Rozdział.18

13.3K 851 34
                                    

- Tak ubrana?!- krzyknął

Spojrzałam w dół i dostrzegłam, że jestem w samej bieliźnie i koszulce. Uśmiechnęłam się pod nosem.

- Co cię tak bawi?- warknął

- Nic takiego.- pogłaskałam go po ramieniu i usiadłam na łóżku- Czy mógłbyś mi dać coś co mogłabym założyć?

- Tak.

Ruszył do drzwi znajdujących się obok łazienki. Po chwili wrócił z ubraniami w ręku.

- Dziękuję.- szepnęłam i wyciągnęłam ręce

Kiedy podawał mi ubrania nasze dłonie się zetknęły a mnie przeszył dreszcz pożądania. Zabrałam szybko ciuchy i ruszyłam biegiem do łazienki, zostawiając zdezorientowanego Nico. Zrzuciłam z siebie bluzkę, która sięgała mi prawie do kolan i wrzuciłam ją do kosza na pranie, to samo uczyniłam z bielizną. Wskoczyłam do kabiny prysznicowej i zaczęłam myć swoje ciało. Umyłam głowę jakimś szamponem o zapachu truskawek, ponieważ włosy miałam sklejone krwią. Ciało natomiast musiałam umyć męskim żelem pod prysznic bo innego nie mogłam znaleźć. Kiedy skończyłam wytarłam się dokładnie i ubrałam w to co dostałam od Nico. Była to czarna koronkowa bielizna, tego samego koloru rurki i biały sweter. Lekko wilgotne włosy związałam w luźnego warkocza. Umyłam zęby szczoteczką jak mniemam Nico i wyszłam z łazienki. Kiedy przekroczyłam próg sypialni zostałam przyciśnięta do ściany. Spojrzałam spanikowano na Nicolasa.

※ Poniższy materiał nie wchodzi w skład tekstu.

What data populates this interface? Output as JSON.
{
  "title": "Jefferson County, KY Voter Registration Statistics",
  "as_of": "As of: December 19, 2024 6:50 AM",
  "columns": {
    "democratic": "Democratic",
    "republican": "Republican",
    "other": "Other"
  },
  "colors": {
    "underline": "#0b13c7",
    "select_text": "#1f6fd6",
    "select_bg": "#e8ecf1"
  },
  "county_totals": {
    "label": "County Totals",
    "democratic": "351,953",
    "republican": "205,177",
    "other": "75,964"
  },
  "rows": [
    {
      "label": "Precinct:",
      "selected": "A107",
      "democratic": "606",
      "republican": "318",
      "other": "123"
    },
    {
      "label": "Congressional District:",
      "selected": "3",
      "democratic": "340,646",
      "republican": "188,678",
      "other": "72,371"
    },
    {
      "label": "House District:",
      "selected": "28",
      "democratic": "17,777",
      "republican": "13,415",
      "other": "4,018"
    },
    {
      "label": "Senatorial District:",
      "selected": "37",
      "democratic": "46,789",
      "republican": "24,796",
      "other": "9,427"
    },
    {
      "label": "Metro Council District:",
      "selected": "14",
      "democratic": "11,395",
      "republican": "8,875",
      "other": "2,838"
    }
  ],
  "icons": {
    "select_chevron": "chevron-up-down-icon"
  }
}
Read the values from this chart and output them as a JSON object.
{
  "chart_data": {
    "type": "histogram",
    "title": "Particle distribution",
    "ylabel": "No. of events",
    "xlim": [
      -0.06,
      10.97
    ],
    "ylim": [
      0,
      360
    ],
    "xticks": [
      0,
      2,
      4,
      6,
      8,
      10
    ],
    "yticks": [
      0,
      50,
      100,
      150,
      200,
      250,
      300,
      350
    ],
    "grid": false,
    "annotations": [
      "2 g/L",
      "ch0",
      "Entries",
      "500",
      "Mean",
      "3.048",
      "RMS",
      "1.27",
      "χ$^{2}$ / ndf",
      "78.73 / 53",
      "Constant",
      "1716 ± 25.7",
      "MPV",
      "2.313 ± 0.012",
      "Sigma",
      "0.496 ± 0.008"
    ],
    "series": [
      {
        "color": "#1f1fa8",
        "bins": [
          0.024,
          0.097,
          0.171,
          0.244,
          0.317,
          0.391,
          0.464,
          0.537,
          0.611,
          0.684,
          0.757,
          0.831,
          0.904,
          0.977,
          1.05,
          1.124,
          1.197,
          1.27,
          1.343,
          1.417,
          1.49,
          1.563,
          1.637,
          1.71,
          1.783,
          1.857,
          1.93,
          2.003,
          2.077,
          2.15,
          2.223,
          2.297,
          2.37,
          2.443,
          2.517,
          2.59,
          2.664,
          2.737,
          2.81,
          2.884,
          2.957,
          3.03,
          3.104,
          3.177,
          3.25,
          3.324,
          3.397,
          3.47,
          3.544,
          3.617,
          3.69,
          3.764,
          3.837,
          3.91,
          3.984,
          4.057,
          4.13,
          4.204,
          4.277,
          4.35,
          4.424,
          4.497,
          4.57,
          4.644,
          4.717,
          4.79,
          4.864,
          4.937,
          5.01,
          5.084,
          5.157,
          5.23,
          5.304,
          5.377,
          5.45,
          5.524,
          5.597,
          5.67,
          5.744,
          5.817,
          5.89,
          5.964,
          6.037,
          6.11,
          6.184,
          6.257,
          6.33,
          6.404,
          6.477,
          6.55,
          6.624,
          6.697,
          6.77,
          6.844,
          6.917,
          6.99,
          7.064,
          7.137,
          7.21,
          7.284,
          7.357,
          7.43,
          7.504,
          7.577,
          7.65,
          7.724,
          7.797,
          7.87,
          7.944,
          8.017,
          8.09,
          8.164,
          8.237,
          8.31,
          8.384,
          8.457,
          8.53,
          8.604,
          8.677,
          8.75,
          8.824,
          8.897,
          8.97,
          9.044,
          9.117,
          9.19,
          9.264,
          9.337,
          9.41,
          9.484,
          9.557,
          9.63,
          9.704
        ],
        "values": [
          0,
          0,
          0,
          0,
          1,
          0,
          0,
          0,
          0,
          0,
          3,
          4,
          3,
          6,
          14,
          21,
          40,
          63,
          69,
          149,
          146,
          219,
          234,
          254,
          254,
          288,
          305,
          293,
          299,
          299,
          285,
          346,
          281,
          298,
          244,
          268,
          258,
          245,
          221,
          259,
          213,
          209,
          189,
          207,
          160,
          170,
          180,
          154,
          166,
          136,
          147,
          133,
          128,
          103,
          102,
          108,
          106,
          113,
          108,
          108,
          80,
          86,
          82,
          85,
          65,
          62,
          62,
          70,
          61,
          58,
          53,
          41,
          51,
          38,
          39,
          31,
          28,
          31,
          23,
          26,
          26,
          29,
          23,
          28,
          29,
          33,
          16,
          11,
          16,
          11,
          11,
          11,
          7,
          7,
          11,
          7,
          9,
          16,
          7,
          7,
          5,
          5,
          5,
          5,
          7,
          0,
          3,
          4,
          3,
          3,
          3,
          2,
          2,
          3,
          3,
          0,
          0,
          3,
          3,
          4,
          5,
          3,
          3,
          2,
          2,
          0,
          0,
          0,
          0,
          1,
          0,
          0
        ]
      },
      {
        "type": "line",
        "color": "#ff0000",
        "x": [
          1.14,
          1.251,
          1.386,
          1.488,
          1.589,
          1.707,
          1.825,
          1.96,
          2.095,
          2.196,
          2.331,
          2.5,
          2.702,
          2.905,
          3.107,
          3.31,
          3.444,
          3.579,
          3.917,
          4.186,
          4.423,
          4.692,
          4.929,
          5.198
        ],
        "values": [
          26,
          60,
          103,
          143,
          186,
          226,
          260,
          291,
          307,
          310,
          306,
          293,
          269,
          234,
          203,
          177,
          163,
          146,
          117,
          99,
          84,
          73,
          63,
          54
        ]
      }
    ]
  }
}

- Nawet nie wiesz jak teraz mnie pociągasz mając mój zapach na sobie.- wymruczał

- Nico...- zaczęłam go odpychać

- Ty postawiłaś mi warunki ja też chce dostać coś w zamian.

- Co takiego?

- Pocałuj mnie.

- Co?

- Pocałuj mnie.- powtórzył pewny siebie

Spojrzałam na jego malinowe usta. Same w sobie prosiły się o to aby ich skosztować. Kiedy chciałam spełnić jego życzenie on odsunął się ode mnie. Spojrzałam na niego ze znakiem zapytania.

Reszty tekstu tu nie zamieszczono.